Brasília (DF) – O relógio corre para quem pretende exercer a cidadania longe de casa no pleito de outubro. A próxima quinta-feira, 20 de agosto, marca o encerramento do período para o eleitor solicitar a habilitação necessária para o voto em trânsito. A medida, que busca flexibilizar a participação no processo democrático, permite que o cidadão registre sua escolha em uma zona eleitoral diferente daquela em que seu título está cadastrado.
Para aqueles que preferem a agilidade do ambiente digital, o processo é conduzido pelo site oficial do TSE. Basta acessar a seção de transferência temporária de local de votação, inserir as informações pessoais exigidas e verificar quais cidades ainda dispõem de vagas. Para quem não abre mão do atendimento presencial, a solução é comparecer a qualquer cartório eleitoral portando um documento oficial com foto.
Regras e restrições
O benefício não é irrestrito. A possibilidade de votar fora do domicílio eleitoral está limitada às capitais e aos municípios que ultrapassam a marca de 100 mil eleitores. O alcance do voto também varia conforme a distância geográfica do eleitor em relação ao seu domicílio de origem.
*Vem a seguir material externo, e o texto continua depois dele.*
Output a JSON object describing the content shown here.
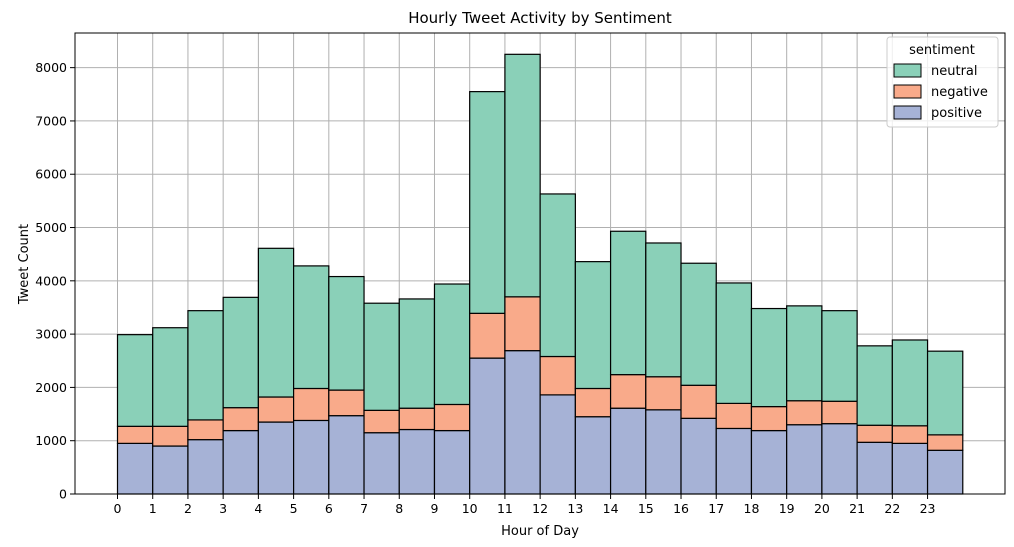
{
  "chart_data": {
    "type": "bar",
    "stacked": true,
    "title": "Hourly Tweet Activity by Sentiment",
    "xlabel": "Hour of Day",
    "ylabel": "Tweet Count",
    "ylim": [
      0,
      8650
    ],
    "yticks": [
      0,
      1000,
      2000,
      3000,
      4000,
      5000,
      6000,
      7000,
      8000
    ],
    "categories": [
      "0",
      "1",
      "2",
      "3",
      "4",
      "5",
      "6",
      "7",
      "8",
      "9",
      "10",
      "11",
      "12",
      "13",
      "14",
      "15",
      "16",
      "17",
      "18",
      "19",
      "20",
      "21",
      "22",
      "23"
    ],
    "grid": true,
    "legend": {
      "title": "sentiment",
      "position": "top-right"
    },
    "series": [
      {
        "name": "positive",
        "color": "#a6b2d6",
        "values": [
          950,
          900,
          1020,
          1190,
          1350,
          1380,
          1470,
          1150,
          1210,
          1190,
          2550,
          2690,
          1860,
          1450,
          1610,
          1580,
          1420,
          1230,
          1190,
          1300,
          1320,
          970,
          950,
          820
        ]
      },
      {
        "name": "negative",
        "color": "#f9aa8a",
        "values": [
          320,
          370,
          370,
          430,
          470,
          600,
          480,
          420,
          400,
          490,
          840,
          1010,
          720,
          530,
          630,
          620,
          620,
          470,
          450,
          450,
          420,
          320,
          330,
          290
        ]
      },
      {
        "name": "neutral",
        "color": "#8ad0b8",
        "values": [
          1720,
          1850,
          2050,
          2070,
          2790,
          2300,
          2130,
          2010,
          2050,
          2260,
          4160,
          4550,
          3050,
          2380,
          2690,
          2510,
          2290,
          2260,
          1840,
          1780,
          1700,
          1490,
          1610,
          1570
        ]
      }
    ],
    "legend_order": [
      "neutral",
      "negative",
      "positive"
    ]
  }
}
Se a votação ocorrer dentro do mesmo estado de residência, o eleitor pode participar da escolha de todos os cargos em disputa — deputado federal, estadual ou distrital, governador, senador e presidente da República. Contudo, caso a cidade escolhida para o voto em trânsito esteja situada em outra unidade da federação, o sufrágio fica restrito exclusivamente ao cargo de presidente.
Vale ressaltar que a flexibilidade se estende à logística: o eleitor pode solicitar o voto em trânsito para cidades diferentes em cada um dos turnos. Alterações ou eventuais cancelamentos do pedido seguem o mesmo calendário, com limite até 20 de agosto. Após essa data, o sistema é fechado. Caso o eleitor habilite o benefício, mas não compareça à seção no dia da votação, a justificativa da ausência é obrigatória e deve ser processada via aplicativo e-Título.
Cenário internacional e datas
A regra também contempla brasileiros com domicílio eleitoral registrado no exterior, desde que estejam em solo brasileiro no dia do pleito. Nesses casos, o voto é permitido apenas para a presidência da República. O inverso, porém, não é possível: eleitores com documentos brasileiros não podem exercer o voto em trânsito caso estejam fora do país no dia da eleição.
O primeiro turno está confirmado para 4 de outubro. Caso nenhum dos candidatos aos cargos de governador ou presidente atinja a maioria absoluta dos votos válidos — superando a marca de 50%, sem contar brancos e nulos —, o segundo turno será realizado em 25 de outubro.